Finisce la fuga di «Bruno» L’orso ucciso in Baviera

Gabriele Villa

«Gli hanno sparato: è morto». Uomo di poche parole Manfred Woelfl, il funzionario del governo regionale bavarese che si è preso la briga, ieri, di porre, con lo stringatissimo epitaffio, una pietra tombale sulla breve esistenza di Bruno, un cucciolo d'orso che, per alcune, comprensibilissime, giovanili intemperanze, si era trasformato oramai in un'ossessione per le autorità della Germania meridionale e dell'Austria, che ne avevano deciso da giorni l'abbattimento. Eppure, al contrario, la vicenda avrebbe potuto avere un finale meno traumatico, il finale dolce di una fiaba. Era la prima volta dal 1835 che un orso bruno italiano non si inoltrava in territorio tedesco. Si può immaginare come Bruno, esemplare di due anni, cento chili di peso, fosse diventato per molti, adulti e piccini, qualcosa di più che una semplice attrazione turistica. Fuggito dalle montagne del parco Adamello-Brenta, nel Trentino, Bruno faceva parte di un gruppo di venti cuccioli avuti da Jurka e Joze, coppia di orsi sloveni (di qui la denominazione anagrafica ufficiale di «Jj1») importati per ripopolare le montagne del Trentino.

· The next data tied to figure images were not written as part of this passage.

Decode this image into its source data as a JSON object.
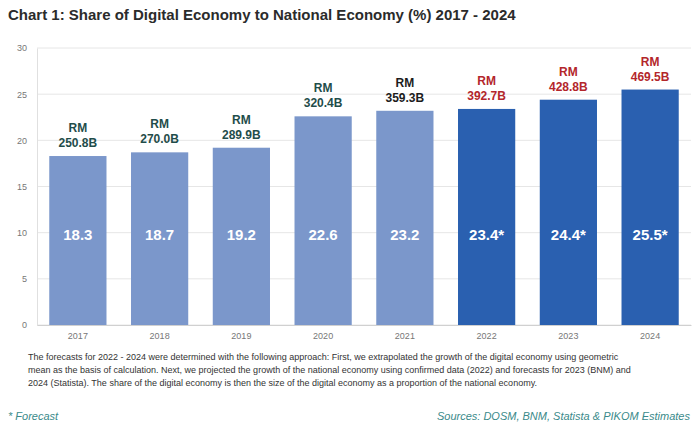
{
  "chart_data": {
    "type": "bar",
    "title": "Chart 1: Share of Digital Economy to National Economy (%) 2017 - 2024",
    "categories": [
      "2017",
      "2018",
      "2019",
      "2020",
      "2021",
      "2022",
      "2023",
      "2024"
    ],
    "values": [
      18.3,
      18.7,
      19.2,
      22.6,
      23.2,
      23.4,
      24.4,
      25.5
    ],
    "value_labels": [
      "18.3",
      "18.7",
      "19.2",
      "22.6",
      "23.2",
      "23.4*",
      "24.4*",
      "25.5*"
    ],
    "data_labels": true,
    "colors": [
      "#7b97cb",
      "#7b97cb",
      "#7b97cb",
      "#7b97cb",
      "#7b97cb",
      "#2a60b0",
      "#2a60b0",
      "#2a60b0"
    ],
    "top_labels": [
      [
        "RM",
        "250.8B"
      ],
      [
        "RM",
        "270.0B"
      ],
      [
        "RM",
        "289.9B"
      ],
      [
        "RM",
        "320.4B"
      ],
      [
        "RM",
        "359.3B"
      ],
      [
        "RM",
        "392.7B"
      ],
      [
        "RM",
        "428.8B"
      ],
      [
        "RM",
        "469.5B"
      ]
    ],
    "ylim": [
      0,
      30
    ],
    "yticks": [
      0,
      5,
      10,
      15,
      20,
      25,
      30
    ],
    "grid": true,
    "notes": [
      "The forecasts for 2022 - 2024 were determined with the following approach: First, we extrapolated the growth of the digital economy using geometric",
      "mean as the basis of calculation. Next, we projected the growth of the national economy using confirmed data (2022) and forecasts for 2023 (BNM) and",
      "2024 (Statista). The share of the digital economy is then the size of the digital economy as a proportion of the national economy."
    ],
    "footnote": "* Forecast",
    "source": "Sources: DOSM, BNM, Statista & PIKOM Estimates"
  }
}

Nel suo vagabondare di un mese, Bruno si era ben guardato dall'attaccare l'uomo anche se non si era fatto mancare nulla: pecore, galline, conigli e, per dessert, qualche alveare annusato qua e là. Resta il fatto che la gigantesca caccia all'orso, apertasi nella Baviera, si era intensificata soprattutto dopo alcune puntatine di Bruno in luoghi abitualmente frequentati da turisti. Un paio di settimane fa, per la precisione il 14 giugno, Bruno aveva avuto anche un incidente, da cui era uscito illeso, scontrandosi con un'auto, lungo una strada di montagna. Qualche giorno dopo, un drappello di cani, fatti arrivare appositamente dalla Finlandia, aveva fiutato il suo odore fino a rintracciarlo, ma l'orso era riuscito ancora una volta a sfuggire alla cattura. Quindi altri avvistamenti erano stati segnalati da appassionati di trekking e residenti. Due giorni fa tre ciclisti hanno riferito di averlo visto mentre faceva il bagno nel lago di Spitzingsee, nella contea bavarese di Miesbach, il luogo dove è stato ucciso dai cacciatori all'alba di ieri.

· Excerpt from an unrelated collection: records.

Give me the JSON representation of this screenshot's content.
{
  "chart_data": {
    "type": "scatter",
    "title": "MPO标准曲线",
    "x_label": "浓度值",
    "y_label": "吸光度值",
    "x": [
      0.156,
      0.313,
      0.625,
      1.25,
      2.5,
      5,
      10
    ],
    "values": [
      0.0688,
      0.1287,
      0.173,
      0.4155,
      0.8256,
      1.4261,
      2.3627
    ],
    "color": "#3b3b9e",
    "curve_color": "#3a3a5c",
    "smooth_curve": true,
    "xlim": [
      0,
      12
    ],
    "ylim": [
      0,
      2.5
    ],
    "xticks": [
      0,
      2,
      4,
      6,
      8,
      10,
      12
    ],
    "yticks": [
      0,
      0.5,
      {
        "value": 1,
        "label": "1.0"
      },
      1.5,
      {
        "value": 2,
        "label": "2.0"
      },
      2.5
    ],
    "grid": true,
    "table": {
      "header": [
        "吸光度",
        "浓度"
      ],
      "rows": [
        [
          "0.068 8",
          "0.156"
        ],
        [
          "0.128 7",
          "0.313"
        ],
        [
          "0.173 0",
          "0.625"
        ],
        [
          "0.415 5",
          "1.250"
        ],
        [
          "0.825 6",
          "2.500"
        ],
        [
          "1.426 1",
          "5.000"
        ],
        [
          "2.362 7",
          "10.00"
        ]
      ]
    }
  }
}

Eppure, tornando alla fiaba, in favore dell'orso si era mossa anche una compagnia assicuratrice britannica, la British Insurance, che si era offerta di coprire, con una polizza del valore di 1,46 milioni di euro, i danni provocati dal giovane plantigrado ad allevatori ed agricoltori. Niente. Niente esitazioni, soprattutto. La caccia doveva continuare. E, possibilmente, finire con l'esecuzione del mammifero per «rasserenare gli abitanti della Baviera e dei dintorni». E così già ieri Bruno, puntualmente imbalsamato, è finito dritto al Museo di Monaco nel castello di Nymphenburg, dove si trova l'ultimo orso bruno selvatico ucciso 170 anni fa.
Le reazioni, durissime, non si sono fatte attendere. «È un atto di inciviltà abbattere animali appartenenti a specie protette - ha dichiarato Fulco Pratesi, presidente del Wwf Italia - tanto più che Bruno era il frutto di un progetto di conservazione, il Life Ursus. Noi del Wwf cerchiamo di lavorare a favore della conservazione. Qualcun altro, altrove, spara, distruggendo anni di lavoro. In più occasioni il Wwf in queste settimane aveva offerto la propria esperienza nella gestione dei conflitti, peraltro risolti con successo in Italia, specie in Abruzzo».
«Non c'è giustificazione per quanto accaduto ieri all'alba in Germania - gli ha fatto eco Michele Candotti, segretario generale del Wwf Italia - Battute di caccia contro un orso sono il segno di una sconfitta. Ci scandalizziamo quando in Africa o India le popolazioni locali uccidono specie protette come elefanti e tigri. Noi oggi abbiamo agito esattamente allo stesso modo».